Lawsuit: Casey's fired manager who reported dead twins case

IOWA CITY, Iowa (AP) — A convenience store chain fired an Iowa manager shortly after her report to police led to the arrest of an employee who killed her newborn twins, a new lawsuit contends.

Teresa Anderson alleges in the lawsuit that Casey's General Store Inc. fired her in retaliation for prompting the investigation that led to the discovery of the dead babies in the trunk of Jackie Burkle's car in January 2012.

Anderson said Friday that her bosses told her not to call police, repeatedly said Burkle's case "was not a Casey's issue," reprimanded her while she was grieving over the twins' deaths, and fired her after she returned from stress leave.

"For a company to treat people like this, especially a huge corporation, is not OK," Anderson told The Associated Press. "And if somebody doesn't stand up, then it just continues."

A spokesman for the Ankeny, Iowa-based chain, which owns 1,750 convenience stores in 14 states, declined comment.

Casey's told Anderson that she was fired for making mistakes before she took a medical leave to cope with the tragedy. But the lawsuit claims that was a pretext, and that Anderson was fired for filing a report that led to "negative press" for Casey's.

The twins' deaths shocked Iowans. Burkle, now 24, pleaded guilty to second-degree murder and is serving a 50-year sentence.

Anderson started working in 2007 for Casey's in Huxley, 25 miles north of Des Moines. She later was tapped to manage a new Huxley store and hired Burkle as a cook. By fall 2011, Burkle appeared pregnant but adamantly denied it.

Anderson instructed co-workers to stop asking Burkle about it, suspecting she might give the baby up for adoption. On Jan. 5, 2012, Burkle was in discomfort and apparently near labor but refused medical treatment. She had the next day off but showed up for her shift early Jan. 7.

Burkle reported that morning that she didn't feel well and wanted to leave. Anderson arrived at the store to plead with Burkle to go to the hospital, suspecting she was in labor. Burkle insisted she was just tired and went home.
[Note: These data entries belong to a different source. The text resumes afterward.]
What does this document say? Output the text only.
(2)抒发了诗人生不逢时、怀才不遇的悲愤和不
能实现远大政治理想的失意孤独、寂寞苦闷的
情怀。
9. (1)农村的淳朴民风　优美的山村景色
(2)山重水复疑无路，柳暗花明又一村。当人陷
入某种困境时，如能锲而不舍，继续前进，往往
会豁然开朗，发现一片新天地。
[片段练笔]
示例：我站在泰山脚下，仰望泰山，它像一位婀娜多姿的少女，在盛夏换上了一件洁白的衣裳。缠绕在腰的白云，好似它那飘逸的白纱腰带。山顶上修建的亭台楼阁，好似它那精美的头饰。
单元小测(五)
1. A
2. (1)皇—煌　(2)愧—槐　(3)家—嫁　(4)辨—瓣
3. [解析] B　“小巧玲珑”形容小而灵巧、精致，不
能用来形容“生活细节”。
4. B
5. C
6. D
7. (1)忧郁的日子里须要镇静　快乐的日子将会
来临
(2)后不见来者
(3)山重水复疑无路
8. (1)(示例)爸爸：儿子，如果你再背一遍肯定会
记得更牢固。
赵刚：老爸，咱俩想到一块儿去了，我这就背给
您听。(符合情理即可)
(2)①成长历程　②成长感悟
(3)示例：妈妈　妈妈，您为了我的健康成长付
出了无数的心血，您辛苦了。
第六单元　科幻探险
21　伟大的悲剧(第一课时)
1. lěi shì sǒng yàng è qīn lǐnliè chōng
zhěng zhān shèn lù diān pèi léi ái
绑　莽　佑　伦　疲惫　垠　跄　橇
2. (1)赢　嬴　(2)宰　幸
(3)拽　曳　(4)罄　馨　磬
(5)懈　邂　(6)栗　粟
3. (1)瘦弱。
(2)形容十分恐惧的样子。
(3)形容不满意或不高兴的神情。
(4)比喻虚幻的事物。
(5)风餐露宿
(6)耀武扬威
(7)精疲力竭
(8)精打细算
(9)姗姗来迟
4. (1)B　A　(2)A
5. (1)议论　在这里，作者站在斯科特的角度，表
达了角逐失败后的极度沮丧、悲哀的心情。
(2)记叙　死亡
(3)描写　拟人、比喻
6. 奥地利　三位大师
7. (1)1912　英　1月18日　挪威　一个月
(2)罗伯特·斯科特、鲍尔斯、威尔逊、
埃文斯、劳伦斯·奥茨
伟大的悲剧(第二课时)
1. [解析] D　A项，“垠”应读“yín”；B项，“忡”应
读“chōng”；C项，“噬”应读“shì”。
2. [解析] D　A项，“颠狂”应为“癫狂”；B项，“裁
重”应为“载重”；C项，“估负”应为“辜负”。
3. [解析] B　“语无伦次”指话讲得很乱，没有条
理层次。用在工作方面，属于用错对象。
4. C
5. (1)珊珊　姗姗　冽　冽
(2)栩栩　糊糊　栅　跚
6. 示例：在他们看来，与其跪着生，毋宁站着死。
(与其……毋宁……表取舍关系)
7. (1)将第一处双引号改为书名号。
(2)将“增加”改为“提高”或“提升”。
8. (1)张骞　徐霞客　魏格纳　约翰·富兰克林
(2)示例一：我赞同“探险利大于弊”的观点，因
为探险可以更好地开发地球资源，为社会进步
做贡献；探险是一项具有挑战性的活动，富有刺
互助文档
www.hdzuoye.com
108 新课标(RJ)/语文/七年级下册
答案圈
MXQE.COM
Anderson feared something was wrong and asked Huxley's police chief to come to the store. Together, they reviewed surveillance footage that showed Burkle clearly looked pregnant Jan. 5 but was noticeably smaller Jan. 7.
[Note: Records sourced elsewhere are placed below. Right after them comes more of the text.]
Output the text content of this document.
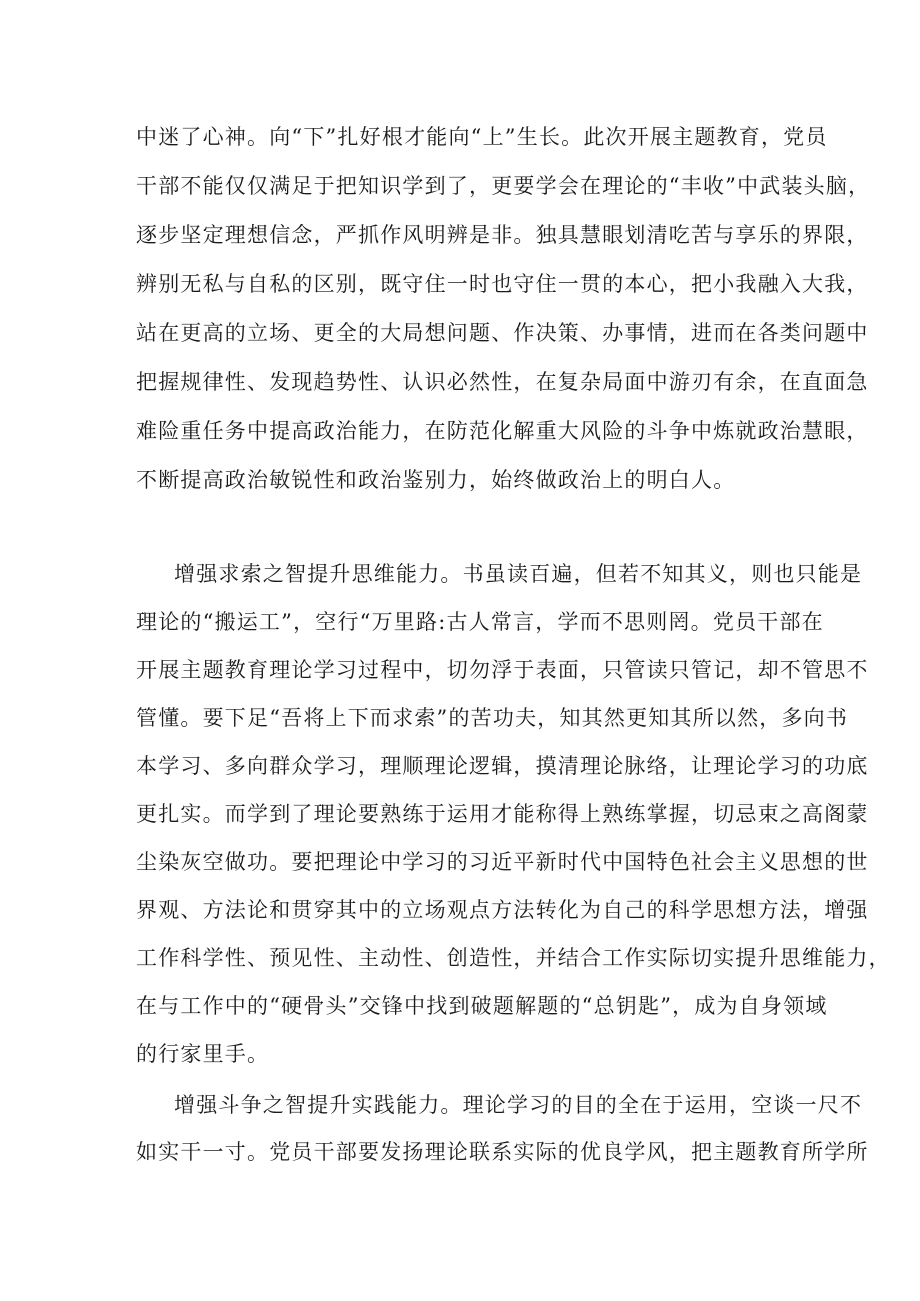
中迷了心神。向“下”扎好根才能向“上”生长。此次开展主题教育，党员
干部不能仅仅满足于把知识学到了，更要学会在理论的“丰收”中武装头脑，
逐步坚定理想信念，严抓作风明辨是非。独具慧眼划清吃苦与享乐的界限，
辨别无私与自私的区别，既守住一时也守住一贯的本心，把小我融入大我，
站在更高的立场、更全的大局想问题、作决策、办事情，进而在各类问题中
把握规律性、发现趋势性、认识必然性，在复杂局面中游刃有余，在直面急
难险重任务中提高政治能力，在防范化解重大风险的斗争中炼就政治慧眼，
不断提高政治敏锐性和政治鉴别力，始终做政治上的明白人。
增强求索之智提升思维能力。书虽读百遍，但若不知其义，则也只能是
理论的“搬运工”，空行“万里路:古人常言，学而不思则罔。党员干部在
开展主题教育理论学习过程中，切勿浮于表面，只管读只管记，却不管思不
管懂。要下足“吾将上下而求索”的苦功夫，知其然更知其所以然，多向书
本学习、多向群众学习，理顺理论逻辑，摸清理论脉络，让理论学习的功底
更扎实。而学到了理论要熟练于运用才能称得上熟练掌握，切忌束之高阁蒙
尘染灰空做功。要把理论中学习的习近平新时代中国特色社会主义思想的世
界观、方法论和贯穿其中的立场观点方法转化为自己的科学思想方法，增强
工作科学性、预见性、主动性、创造性，并结合工作实际切实提升思维能力，
在与工作中的“硬骨头”交锋中找到破题解题的“总钥匙”，成为自身领域
的行家里手。
增强斗争之智提升实践能力。理论学习的目的全在于运用，空谈一尺不
如实干一寸。党员干部要发扬理论联系实际的优良学风，把主题教育所学所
Anderson said she shared her concerns with her supervisor, Charlotte Miller, who told her not to call police since Burkle was no longer at work. But she told Miller she already had. Within hours, police took Burkle to a hospital where testing revealed she'd been pregnant. Police soon discovered the dead twins.

The mother of twins herself, Anderson was devastated.

She said she asked Casey's district manager Dan Gross whether she could hold a meeting to inform employees of the situation and offer support. According to the lawsuit, Gross told her she couldn't, called her "too emotional and too maternal" and said it "was not a Casey's issue."

Anderson said she was so distraught that she met with a psychiatrist and stopped at Casey's headquarters to meet with a human resources official. She said she was told again that the matter didn't involve the company.

The next day, she says, Gross came to her store with Miller and "proceeded to belittle, bully and threaten me for the next half-hour." She said she thinks they were trying to make her quit.

Anderson said she was too distraught to work, and a doctor recommended she take a two-week leave. When she returned Jan. 30, Gross and Miller fired her, saying she failed to make a deposit, clock out for a shift and complete the schedule before her leave.

"I couldn't believe it," she said.

She acknowledges not making the schedule and forgetting to clock out once. As for the deposit, she said it was made but delayed and that no money went missing.

The lawsuit contends Casey's retaliated against Anderson, now a school bus driver, in violation of state policies that encourage the reporting of child abuse.

Anderson's attorney, Jill Zwagerman, said Casey's punished her for trying to "stop what turned out to be a horrific murder."

"It seemed so instinctive to her that this was something she needed to bring to the attention of the authorities," Zwagerman said. "She should have that right."